Surpreso, o desconhecido voltou-se… Oh decepção! Em lugar do turbante, usava um gorro cinza escuro; em lugar de roupagens suntuosas, vestes rasgadas. 

Em lugar do sorriso afetuoso, fixava-a com expressão dura e ameaçadora e… em lugar de um saco de veludo com presentes, carregava uma sacola grosseira. Aterrada, a pequenina rompeu em pranto e, lançando-se a seus pés, exclamou:

Perdoai-me, senhor! Decerto o Rei Gaspar não pôde vir e vos enviou em seu lugar. Eu desejava tanto conhecê-lo… Não fiqueis irado comigo por vos ter visto! Vós não ides levar de volta os meus presentes, não é? Ou será que para punir minha indiscrição levareis os talheres e candelabros de prata de mamãe e o relógio de ouro de papai? Oh, não façais isso! Eles não têm culpa!

À medida que ela falava, manifestando sua infantil aflição, o rosto do homem sofria uma mudança: seus traços se suavizaram, seu olhar se tornara doce, quase comovido. Então, bem baixinho, ele murmurou:

Não te preocupes, menina, não vou levar teus brinquedos, nem os objetos de teus pais…

E unindo o gesto à palavra, tirou do saco a prataria e o relógio, e recolocou tudo em seu lugar, com a precaução de não fazer nenhum barulho. Depois, disse:

Que o Rei Gaspar te abençoe e sejas feliz amanhã com teus presentes! Volta para a cama e dorme sossegada, pois lá no Céu os Anjos se alegram contigo!

Depois, saltando pela janela, desapareceu.

Maria Mercedes, caindo de sono, voltou para o quarto e adormeceu tranquilamente, sonhando com os pacotes vermelhos e dourados que a esperavam…

Já de manhã, quando sua família se dirigiu à igreja para assistir à Missa da Epifania, um desconhecido, com os olhos cheios de lágrimas, abordou o pai da menina, no fundo do templo, e lhe disse:

Hoje sua filha me livrou de cometer um grande pecado! Acuado pela necessidade, estive a ponto de furtar tudo o que havia de valor em sua casa. Contudo, a inocência da pequena salvou minha alma! Benditos sejam os Santos Reis Magos, que me obtiveram tamanha graça!

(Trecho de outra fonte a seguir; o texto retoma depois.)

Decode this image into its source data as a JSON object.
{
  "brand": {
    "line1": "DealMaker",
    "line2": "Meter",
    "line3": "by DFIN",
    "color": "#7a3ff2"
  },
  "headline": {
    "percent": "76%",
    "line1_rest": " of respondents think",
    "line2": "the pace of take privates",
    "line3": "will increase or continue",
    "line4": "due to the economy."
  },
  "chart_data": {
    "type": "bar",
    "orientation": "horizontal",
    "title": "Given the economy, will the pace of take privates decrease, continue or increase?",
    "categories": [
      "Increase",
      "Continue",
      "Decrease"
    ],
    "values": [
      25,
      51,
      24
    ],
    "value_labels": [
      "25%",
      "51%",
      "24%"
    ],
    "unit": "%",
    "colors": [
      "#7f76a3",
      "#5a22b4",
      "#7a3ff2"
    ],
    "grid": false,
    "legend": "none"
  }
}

Algum tempo mais tarde, Joaquim – assim se chamava aquele “bom ladrão” – estava feliz e satisfeito. A humilde confissão de sua culpa comoveu o coração do pai da menina que, premiando a retidão e honestidade reacendidas na alma do pobre homem, ajudou-o a obter um bom emprego. 

Agora, cada vez que Joaquim cruza com Mercedes, relembra a grande lição aprendida naquela Noite de Reis: nada há no mundo que possa se equiparar à alegria da inocência!